Cade was framed for a crime he did not commit. Ashamed and embarrassed, he’s just trying to make is through his year-long sentence in an alternative school. But one day he is told that the powers-that-be are moving him to another school in northern New York State. He doesn’t remember the plane ride, yet Cade suddenly wakes up in another dimension… stuck on a narrow ledge above a canyon being snapped at by a premodial beast. His quick wits and a distraction get him free of the prey and he meets up with the rest of the students who were on the plane.
Evidence of artifacts and people lost in time. Dinosaurs and Roman legioneers. Samurai swords and lost pyramids. The young men enter a land that has been shaped by a puppet master. And they desperately want to know the rules of the game.

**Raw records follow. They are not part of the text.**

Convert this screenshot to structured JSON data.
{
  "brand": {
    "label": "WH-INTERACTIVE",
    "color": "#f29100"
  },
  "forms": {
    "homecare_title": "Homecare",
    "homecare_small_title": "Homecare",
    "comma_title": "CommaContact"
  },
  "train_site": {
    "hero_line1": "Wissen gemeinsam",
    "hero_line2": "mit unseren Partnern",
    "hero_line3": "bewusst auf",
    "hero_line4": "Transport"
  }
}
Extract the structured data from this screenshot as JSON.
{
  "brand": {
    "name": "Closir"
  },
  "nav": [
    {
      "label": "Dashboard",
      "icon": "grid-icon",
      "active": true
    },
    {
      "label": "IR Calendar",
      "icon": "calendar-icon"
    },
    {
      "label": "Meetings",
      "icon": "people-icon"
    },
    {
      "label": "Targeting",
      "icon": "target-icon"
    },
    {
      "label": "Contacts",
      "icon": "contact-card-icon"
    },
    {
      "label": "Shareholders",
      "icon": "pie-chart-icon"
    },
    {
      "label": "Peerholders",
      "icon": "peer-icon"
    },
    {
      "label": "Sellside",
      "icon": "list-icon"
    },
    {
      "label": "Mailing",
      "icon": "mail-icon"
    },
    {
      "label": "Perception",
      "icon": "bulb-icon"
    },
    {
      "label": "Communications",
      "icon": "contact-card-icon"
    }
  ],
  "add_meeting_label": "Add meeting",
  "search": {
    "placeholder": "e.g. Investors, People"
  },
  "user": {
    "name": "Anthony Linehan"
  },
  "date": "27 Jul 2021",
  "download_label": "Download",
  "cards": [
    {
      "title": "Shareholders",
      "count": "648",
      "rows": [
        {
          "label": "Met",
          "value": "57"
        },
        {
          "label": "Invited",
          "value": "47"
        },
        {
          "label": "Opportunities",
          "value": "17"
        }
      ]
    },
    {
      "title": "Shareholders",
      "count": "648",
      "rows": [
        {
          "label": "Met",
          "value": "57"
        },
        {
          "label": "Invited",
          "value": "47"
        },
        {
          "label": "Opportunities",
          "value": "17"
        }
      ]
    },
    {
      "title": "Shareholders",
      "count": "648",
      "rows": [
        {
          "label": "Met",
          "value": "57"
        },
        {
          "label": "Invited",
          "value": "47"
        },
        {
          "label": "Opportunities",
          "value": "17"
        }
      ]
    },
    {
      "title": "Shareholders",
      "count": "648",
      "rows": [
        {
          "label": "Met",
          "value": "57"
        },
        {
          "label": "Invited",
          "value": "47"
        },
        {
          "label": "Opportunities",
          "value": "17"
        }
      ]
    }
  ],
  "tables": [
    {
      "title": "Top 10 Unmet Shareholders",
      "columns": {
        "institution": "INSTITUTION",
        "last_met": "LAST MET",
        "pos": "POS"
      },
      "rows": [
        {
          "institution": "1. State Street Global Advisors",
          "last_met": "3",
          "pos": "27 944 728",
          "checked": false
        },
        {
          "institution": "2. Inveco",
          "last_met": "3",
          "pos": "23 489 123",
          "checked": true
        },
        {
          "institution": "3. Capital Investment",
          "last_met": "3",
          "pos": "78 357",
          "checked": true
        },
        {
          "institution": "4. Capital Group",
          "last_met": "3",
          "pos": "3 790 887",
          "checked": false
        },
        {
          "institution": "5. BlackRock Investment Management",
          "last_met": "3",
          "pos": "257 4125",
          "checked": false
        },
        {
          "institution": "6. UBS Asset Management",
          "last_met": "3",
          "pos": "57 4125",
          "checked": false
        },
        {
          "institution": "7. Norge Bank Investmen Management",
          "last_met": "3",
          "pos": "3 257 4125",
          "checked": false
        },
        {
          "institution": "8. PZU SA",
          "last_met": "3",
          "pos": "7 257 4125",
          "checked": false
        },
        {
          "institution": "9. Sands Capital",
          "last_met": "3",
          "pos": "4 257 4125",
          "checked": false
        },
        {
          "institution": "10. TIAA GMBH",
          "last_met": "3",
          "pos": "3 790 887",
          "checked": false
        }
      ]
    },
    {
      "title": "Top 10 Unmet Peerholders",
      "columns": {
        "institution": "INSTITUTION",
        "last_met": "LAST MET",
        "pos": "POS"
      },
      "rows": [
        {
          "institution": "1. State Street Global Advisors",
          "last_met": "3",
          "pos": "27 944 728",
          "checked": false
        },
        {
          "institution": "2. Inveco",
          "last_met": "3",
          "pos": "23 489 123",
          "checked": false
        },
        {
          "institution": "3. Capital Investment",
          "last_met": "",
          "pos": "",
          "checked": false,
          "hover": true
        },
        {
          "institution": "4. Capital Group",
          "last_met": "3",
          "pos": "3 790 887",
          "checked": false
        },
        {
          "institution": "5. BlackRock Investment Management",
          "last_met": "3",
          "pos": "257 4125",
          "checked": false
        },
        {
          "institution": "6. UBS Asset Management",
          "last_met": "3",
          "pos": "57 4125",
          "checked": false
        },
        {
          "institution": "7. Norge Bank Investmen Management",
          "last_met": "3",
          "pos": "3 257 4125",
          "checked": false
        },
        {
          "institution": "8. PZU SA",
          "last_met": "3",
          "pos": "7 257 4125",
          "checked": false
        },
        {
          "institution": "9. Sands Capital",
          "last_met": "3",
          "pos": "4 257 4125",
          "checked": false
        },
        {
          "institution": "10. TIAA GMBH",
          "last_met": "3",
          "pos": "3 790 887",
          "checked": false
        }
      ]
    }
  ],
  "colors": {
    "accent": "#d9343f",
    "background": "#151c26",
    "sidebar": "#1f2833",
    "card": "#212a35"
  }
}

The Chosen is a book that has all the YA tropes of The Hunger Games and Maze Runner. Cade is an excellent character who is able to use what little knowledge he has of survival skills and parlay them into several tough escapes. He’s not one for brawn, but his brains help him coax the stubborn crew forward towards what truth then can deduce.
It’s a fast plot with so much action that the character development is left behind a bit, but Matharu uses a series of flashbacks at the beginning of the book to take the reader to Cade’s first months of confinement. As a young man of mixed race, he finds himself caught in between several cliques behind the bars of the center. And when thrust into the life or death situation, these prejudices get exposed just as violently.
The lower rating comes mostly from the lack of characterization of the secondary characters. They tend to be good or bad, cookie-cutter actors. There’s not much shading to get any investment from the reader.
The worldbuilding is solid with great descriptions of all the ‘lost’ items and peoples. It’s a great concept that comes off a little shallow at times. This is the first book in a series and the author gives you enough in this one to keep you going to the second.
Recommended with reservations for fans of the YA survival-puzzle books. It’s a quick action-packed ride. Hang on!
3.5 out of 5 stars
Thank you to NetGalley, Macmillan Children’s, and the author for an advanced copy for review.